Rajeev Alur and Thomas A. Henzinger
Fairness is a mathematical abstraction: in a multiprogramming environment, fairness abstracts the details of admissible ("fair") schedulers; in a distributed environment, fairness abstracts the relative speeds of processors. We argue that the standard definition of fairness often is unnecessarily weak and can be replaced by the stronger, yet still abstract, notion of finitary fairness. While standard weak fairness requires that no enabled transition is postponed forever, finitary weak fairness requires that for every run of a system there is an unknown bound k such that no enabled transition is postponed more than k consecutive times. In general, the finitary restriction fin(F) of any given fairness assumption F is the union of all omega-regular safety properties that are contained in F.

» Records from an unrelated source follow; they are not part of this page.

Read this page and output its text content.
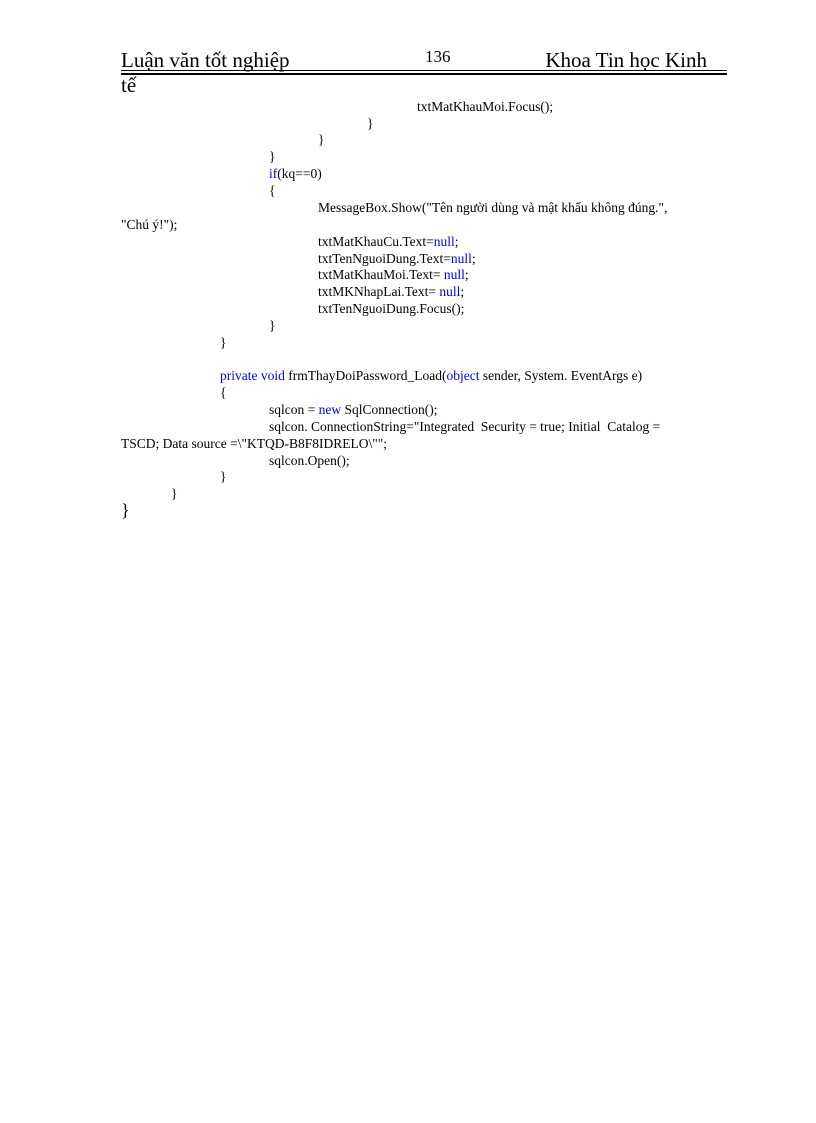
Luận văn tốt nghiệp	136	Khoa Tin học Kinh
tế
txtMatKhauMoi.Focus();
}
}
}
if(kq==0)
{
MessageBox.Show("Tên người dùng và mật khẩu không đúng.",
"Chú ý!");
txtMatKhauCu.Text=null;
txtTenNguoiDung.Text=null;
txtMatKhauMoi.Text= null;
txtMKNhapLai.Text= null;
txtTenNguoiDung.Focus();
}
}
private void frmThayDoiPassword_Load(object sender, System. EventArgs e)
{
sqlcon = new SqlConnection();
sqlcon. ConnectionString="Integrated  Security = true; Initial  Catalog =
TSCD; Data source =\"KTQD-B8F8IDRELO\"";
sqlcon.Open();
}
}
}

The adequacy of the proposed abstraction is shown in two ways. Suppose that we prove a program property under the assumption of finitary fairness. In a multiprogramming environment, the program then satisfies the property for all fair finite-state schedulers. In a distributed environment, the program then satisfies the property for all choices of lower and upper bounds on the speeds (or timings) of processors.
The benefits of finitary fairness are twofold. First, the proof rules for verifying liveness properties of concurrent programs are simplified: well-founded induction over the natural numbers is adequate for proving termination under finitary fairness. Second, the fundamental problem of consensus in a faulty asynchronous distributed environment can be solved assuming finitary fairness.
ACM Transactions on Programming Languages and Systems 20:1171-1194, 1998. A preliminary version appeared in the Proceedings of the Ninth Annual IEEE Symposium on Logic in Computer Science (LICS), IEEE Computer Society Press, 1994, pp. 52-61.